Не могли бы вы их назвать?
Это прежде всего анжамбеман. Это ощущение непрерывности текста. Поскольку бытие дискретно, бытие прерывно, бытие бессмысленно, постольку текст небессмыслен, текст — это порядок для Бродского. Порядок, который преодолевает хаос жизни с его Броуновским движением ситуаций, то есть этот прием у Бродского имеет метафизическое обоснование.
Этот прием также открывает новые возможности для рифм.
Да, а главное, происходит новый речевой сдвиг. Это наиболее мощное орудие его воздействия. В мое время еще был голос. Голос исчез где-то в конце 60-х годов. Во втором периоде стихи стали более графичными. Не случайно Бродский в конце 60-годов прибегает к сложной графике. Еще в "Шествии" [С:156-222/I:95-149] он делает какие-то попытки графических экспериментов, а потом наступает как бы замена голоса графикой[281].
Вы хотите сказать, что стихи пишутся, а не сочиняются по слуху и голосу?
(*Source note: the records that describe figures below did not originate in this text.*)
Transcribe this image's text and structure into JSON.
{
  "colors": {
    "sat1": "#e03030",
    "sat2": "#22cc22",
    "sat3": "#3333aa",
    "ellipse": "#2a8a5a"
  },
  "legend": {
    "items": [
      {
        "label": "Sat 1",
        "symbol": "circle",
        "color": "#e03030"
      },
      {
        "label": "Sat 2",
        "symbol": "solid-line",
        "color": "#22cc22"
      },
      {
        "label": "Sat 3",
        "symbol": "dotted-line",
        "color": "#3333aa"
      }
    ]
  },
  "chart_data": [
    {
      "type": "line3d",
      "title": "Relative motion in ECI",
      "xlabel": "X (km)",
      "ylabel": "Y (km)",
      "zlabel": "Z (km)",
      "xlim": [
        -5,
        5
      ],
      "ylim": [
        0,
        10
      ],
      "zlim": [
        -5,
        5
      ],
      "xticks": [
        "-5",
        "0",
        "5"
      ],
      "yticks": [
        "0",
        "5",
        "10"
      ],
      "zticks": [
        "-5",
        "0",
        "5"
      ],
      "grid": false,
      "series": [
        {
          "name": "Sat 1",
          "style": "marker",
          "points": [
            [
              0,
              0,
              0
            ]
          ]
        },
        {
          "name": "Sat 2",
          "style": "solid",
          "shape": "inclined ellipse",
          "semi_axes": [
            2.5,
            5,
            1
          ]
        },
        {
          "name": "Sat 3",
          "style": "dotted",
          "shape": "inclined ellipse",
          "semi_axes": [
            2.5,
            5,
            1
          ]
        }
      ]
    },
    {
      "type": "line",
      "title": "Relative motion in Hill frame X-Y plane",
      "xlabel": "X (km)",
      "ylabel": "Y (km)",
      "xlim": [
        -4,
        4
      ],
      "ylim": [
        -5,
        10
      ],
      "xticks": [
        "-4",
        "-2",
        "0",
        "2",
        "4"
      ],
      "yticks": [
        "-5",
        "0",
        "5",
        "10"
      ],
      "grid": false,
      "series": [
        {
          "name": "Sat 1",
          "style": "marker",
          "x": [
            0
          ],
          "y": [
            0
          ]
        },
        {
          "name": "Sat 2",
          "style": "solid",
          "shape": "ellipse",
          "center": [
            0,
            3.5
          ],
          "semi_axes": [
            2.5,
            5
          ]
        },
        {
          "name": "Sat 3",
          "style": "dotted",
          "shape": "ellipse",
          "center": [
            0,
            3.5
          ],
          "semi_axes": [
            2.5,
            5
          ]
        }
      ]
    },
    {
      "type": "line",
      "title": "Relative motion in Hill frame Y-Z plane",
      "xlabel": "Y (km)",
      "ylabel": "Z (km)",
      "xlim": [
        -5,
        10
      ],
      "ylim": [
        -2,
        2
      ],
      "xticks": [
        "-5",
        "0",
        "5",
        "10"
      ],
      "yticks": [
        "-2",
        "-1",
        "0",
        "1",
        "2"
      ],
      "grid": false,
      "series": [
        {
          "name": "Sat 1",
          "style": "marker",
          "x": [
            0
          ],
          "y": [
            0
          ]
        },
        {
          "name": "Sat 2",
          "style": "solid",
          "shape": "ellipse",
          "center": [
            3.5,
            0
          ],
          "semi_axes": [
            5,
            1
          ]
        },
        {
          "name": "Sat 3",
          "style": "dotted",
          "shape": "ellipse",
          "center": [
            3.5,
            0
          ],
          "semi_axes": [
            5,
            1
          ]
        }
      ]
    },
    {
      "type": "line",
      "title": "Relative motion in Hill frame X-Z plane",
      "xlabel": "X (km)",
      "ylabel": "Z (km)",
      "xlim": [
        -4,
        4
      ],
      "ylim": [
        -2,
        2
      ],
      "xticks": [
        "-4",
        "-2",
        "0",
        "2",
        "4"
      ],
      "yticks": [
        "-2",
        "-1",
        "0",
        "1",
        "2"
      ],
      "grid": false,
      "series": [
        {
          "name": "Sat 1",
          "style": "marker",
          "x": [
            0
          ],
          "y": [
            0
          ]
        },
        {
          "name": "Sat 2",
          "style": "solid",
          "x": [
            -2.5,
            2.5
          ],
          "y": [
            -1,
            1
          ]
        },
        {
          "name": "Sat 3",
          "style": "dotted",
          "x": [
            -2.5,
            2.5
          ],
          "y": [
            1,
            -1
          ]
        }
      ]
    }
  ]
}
Да, стихи уже пишутся, а не слышатся. Отсюда то обвинение, которое наиболее часто приходится слышать от людей, читающих и принимающих Бродского в Союзе, обвинение в холодности. От Бродского ждали, что он будет пророком именно в силу какого-то особого голосоведения? когда он начинал, в силу его физиологических даже особенностей, его неспособности выговаривать целый ряд звуков. Поэтому голос для него становился ценностью. Это удивительная вещь. Голос для Бродского, звучание, кричание — это некая суггестивная сила, аналогичная тому, что было, допустим, при начале рок-движения. Здесь еще одна опасность для тех поэтов, которые исходят из поэтики Бродского. Дело в том, что в последние годы степень иронии в его поэзии повысилась. И страх открытости, может быть, нежелание открытости, чисто западное уже, которое усугубляется постепенно тем, что всякое высказывание поэтическое уже изначально существует как объект анализа в момент создания, и из этого анализа исходит следующее высказывание. Так вот, такая ирония по отношению к слову, по отношению к себе тоже может быть убийственной. Я могу назвать целый ряд поэтов, ну, скажем, Александр Бараш, который развивает ироническую линию Бродского. Стихи его, конечно, по качеству и по звучанию находятся как бы в другом измерении, чем поэзия Бродского, но именно ирония лишает их самостоятельности, тогда как ирония у Бродского просто сохраняет цельность мира. Ирония есть орудие против вторжения чуждых поэтик, чуждых идеологем, ситуаций. Это может быть и самоирония, которая завышает, а не занижает поэтическое "я". Например, в "Новом Жюль Берне" [У:40-46/II:387-93] осьминога зовут Ося. Это явная самоирония. Ося — это не просто какое-то существо непонятное, Ося — гигантское существо, это что-то пожирающее, это "я", которое разрослось до фантастического новообразования. Вот самоирония, которая одновременно провоцирует само-возвеличение.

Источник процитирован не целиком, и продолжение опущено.